What are the causes of illegal logging?
Illegal logging occurs when timber is harvested, transported, processed, bought or sold in violation of national or international laws.
It is driven by demand for timber, paper and derivative products, including packaging.
Another cause of illegal logging is forest conversion. Forest conversion is the clearing of natural forests for other purposes, mainly agricultural, but also for mines, infrastructure or urbanisation. Nowadays, forest conversion in the largest cause of global deforestation.
However, the main causes of illegal logging around the world are a lack of clarity around forest ownership, poor forest governance and greed for easy gain.
Why is it important to fight illegal logging?
It is important to fight illegal logging because of the damage it inflicts on people, societies and the environment.
Illegal logging drives deforestation, biodiversity loss and climate change.
It can deprive forest communities of livelihoods, and the natural resources they rely on, and lead to human rights violations, unrest and violence .

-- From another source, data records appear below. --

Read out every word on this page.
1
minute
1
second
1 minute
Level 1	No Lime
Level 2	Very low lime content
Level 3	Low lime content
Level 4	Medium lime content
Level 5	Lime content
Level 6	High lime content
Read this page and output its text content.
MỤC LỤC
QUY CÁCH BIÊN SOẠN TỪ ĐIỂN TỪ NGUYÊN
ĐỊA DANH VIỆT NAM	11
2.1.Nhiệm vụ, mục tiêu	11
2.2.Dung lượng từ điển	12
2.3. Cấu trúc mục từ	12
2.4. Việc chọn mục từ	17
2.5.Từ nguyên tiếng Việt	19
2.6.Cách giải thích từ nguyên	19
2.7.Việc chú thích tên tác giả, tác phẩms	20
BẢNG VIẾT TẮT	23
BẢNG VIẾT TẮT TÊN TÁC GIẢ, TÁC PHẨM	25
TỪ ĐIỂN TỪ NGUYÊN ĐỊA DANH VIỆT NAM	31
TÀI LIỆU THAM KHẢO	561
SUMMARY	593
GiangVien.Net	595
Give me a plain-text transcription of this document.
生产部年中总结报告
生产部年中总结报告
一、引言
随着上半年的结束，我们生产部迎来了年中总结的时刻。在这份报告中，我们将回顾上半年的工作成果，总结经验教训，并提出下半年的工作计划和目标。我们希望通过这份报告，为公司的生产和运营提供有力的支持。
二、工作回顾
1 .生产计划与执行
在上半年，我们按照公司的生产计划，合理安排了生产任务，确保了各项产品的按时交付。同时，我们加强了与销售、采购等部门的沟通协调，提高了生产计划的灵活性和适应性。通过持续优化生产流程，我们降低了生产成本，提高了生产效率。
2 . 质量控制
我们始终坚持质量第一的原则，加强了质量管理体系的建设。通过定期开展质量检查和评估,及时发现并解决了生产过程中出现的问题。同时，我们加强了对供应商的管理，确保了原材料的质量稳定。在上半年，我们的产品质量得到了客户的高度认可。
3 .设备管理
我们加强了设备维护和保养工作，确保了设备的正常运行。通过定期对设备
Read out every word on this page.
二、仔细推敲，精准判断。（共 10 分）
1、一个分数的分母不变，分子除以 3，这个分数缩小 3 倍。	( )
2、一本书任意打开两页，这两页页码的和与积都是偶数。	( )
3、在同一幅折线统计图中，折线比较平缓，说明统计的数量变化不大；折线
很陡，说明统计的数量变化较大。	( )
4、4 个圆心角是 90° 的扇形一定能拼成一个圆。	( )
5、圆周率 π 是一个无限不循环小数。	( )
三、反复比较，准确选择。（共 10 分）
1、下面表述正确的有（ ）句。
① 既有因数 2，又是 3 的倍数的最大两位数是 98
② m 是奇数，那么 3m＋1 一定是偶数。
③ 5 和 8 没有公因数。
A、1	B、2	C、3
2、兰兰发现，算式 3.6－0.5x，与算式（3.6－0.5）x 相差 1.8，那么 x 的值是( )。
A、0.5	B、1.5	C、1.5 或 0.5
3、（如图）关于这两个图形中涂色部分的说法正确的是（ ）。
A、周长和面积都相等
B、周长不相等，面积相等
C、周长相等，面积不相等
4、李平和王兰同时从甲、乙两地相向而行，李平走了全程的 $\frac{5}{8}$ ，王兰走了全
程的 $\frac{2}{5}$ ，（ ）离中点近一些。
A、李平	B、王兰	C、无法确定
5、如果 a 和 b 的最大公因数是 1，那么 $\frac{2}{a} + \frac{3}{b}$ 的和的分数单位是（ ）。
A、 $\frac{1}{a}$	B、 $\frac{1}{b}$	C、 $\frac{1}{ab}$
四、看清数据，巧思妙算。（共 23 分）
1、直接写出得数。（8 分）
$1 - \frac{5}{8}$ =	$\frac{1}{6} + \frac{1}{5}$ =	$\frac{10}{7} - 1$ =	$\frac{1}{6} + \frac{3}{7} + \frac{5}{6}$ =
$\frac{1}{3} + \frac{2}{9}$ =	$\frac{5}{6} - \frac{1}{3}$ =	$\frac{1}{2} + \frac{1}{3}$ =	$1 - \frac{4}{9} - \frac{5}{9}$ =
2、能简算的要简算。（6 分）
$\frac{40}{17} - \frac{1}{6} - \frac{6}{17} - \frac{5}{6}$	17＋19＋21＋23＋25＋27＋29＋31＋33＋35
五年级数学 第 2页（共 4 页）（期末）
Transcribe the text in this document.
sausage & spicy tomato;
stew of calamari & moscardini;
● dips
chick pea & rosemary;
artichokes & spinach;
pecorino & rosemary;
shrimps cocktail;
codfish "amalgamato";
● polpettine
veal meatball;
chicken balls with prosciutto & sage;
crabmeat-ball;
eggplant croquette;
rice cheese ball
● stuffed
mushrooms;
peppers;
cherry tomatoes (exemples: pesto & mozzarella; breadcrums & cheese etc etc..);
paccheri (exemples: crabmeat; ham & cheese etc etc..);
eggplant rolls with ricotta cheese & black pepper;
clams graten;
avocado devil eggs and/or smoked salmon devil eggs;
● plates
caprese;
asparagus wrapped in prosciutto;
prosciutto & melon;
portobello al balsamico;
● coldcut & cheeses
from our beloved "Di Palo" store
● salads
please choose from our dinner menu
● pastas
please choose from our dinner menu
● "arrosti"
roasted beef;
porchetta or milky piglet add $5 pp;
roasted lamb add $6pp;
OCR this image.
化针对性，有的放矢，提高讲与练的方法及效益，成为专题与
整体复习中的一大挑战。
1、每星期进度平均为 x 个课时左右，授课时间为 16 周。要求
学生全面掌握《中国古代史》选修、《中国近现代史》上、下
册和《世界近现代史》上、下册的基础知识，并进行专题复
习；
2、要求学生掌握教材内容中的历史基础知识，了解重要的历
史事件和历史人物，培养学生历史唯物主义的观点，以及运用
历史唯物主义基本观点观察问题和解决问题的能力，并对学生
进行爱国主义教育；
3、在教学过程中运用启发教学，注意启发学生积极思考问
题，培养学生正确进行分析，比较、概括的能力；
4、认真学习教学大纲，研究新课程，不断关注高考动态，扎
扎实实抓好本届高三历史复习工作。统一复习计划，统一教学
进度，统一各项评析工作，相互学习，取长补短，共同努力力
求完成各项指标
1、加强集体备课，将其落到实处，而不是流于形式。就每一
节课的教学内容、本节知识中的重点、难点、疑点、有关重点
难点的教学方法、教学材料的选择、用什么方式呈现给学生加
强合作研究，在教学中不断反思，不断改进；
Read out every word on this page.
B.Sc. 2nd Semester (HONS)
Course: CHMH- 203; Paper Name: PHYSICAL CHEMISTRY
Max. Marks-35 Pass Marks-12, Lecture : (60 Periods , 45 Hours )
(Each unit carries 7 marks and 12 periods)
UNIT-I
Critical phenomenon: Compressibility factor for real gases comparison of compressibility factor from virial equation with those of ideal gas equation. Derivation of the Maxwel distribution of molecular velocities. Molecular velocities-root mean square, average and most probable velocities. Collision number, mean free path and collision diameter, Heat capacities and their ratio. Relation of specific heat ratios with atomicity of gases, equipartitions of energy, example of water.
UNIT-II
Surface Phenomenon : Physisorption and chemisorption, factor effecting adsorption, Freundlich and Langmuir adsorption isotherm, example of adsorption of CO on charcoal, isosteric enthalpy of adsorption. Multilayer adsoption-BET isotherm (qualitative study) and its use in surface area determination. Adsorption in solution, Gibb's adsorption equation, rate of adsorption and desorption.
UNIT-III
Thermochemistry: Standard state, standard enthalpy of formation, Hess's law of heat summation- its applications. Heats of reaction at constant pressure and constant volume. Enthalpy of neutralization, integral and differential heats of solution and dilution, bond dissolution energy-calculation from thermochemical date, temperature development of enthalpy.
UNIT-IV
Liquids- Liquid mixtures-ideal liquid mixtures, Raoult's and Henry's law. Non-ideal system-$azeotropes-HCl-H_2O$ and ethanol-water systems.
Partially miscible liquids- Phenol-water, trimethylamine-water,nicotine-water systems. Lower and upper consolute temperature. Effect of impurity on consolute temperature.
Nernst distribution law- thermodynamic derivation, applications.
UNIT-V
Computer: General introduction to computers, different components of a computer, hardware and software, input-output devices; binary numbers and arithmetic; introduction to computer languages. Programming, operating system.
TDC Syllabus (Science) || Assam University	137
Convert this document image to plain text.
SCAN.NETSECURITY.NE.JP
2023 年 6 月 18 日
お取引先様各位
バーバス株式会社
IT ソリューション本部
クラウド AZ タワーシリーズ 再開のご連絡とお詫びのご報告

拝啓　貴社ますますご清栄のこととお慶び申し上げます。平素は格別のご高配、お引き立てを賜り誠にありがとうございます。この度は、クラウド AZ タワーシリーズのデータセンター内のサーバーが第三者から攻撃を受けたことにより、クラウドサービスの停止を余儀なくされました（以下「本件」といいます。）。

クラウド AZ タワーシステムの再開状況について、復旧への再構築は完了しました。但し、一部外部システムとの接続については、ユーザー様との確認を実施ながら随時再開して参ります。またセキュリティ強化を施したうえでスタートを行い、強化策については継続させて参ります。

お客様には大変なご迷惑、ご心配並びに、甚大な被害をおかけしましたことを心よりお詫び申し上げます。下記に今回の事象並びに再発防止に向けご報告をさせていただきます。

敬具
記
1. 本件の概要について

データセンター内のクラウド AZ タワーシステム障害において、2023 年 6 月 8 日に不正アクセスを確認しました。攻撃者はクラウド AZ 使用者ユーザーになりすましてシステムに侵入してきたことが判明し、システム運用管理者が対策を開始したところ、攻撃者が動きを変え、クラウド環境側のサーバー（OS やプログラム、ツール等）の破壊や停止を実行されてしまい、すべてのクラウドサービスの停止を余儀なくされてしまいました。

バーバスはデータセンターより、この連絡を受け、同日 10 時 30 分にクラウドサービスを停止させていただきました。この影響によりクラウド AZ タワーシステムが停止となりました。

Forests are essential for the earth’s natural support systems, and in helping us achieve the Paris Climate Agreement’s goal of limiting global warming to 1.5 degrees. Both are endangered by illegal logging.
What are the solutions to stop illegal logging?
The way to address illegal logging is by tackling its root causes, which include corruption, power imbalances, a lack of clarity over land rights and the excessive influence of the timber industry and other groups with vested interests, over forest policies and legislation.
Solutions must centre on improving forest and land governance, respecting Indigenous Peoples’ land rights and developing processes in which government policies to halt deforestation are developed with a strong buy-in from local stakeholders (such as local communities, NGOs and the private sector).
What can the European Union do to stop illegal timber products to enter the EU market?
To stop illegal logging, in 2003 the European Union (EU) launched its flagship anti-illegal logging policy, the Forest Law Enforcement, Governance and Trade (FLEGT) Action Plan. It sets out a series of measures to end the scourge of illegal logging, including the EU Timber Regulation (EUTR), which requires companies to verify the legality of any timber products they import into the EU, and Voluntary Partnership Agreements (VPAs), which are timber trade deals the EU signs with forested countries.
FLEGT can make a real difference to communities trying to ensure they are recognised as the legal owners of the forests they live in and depend upon.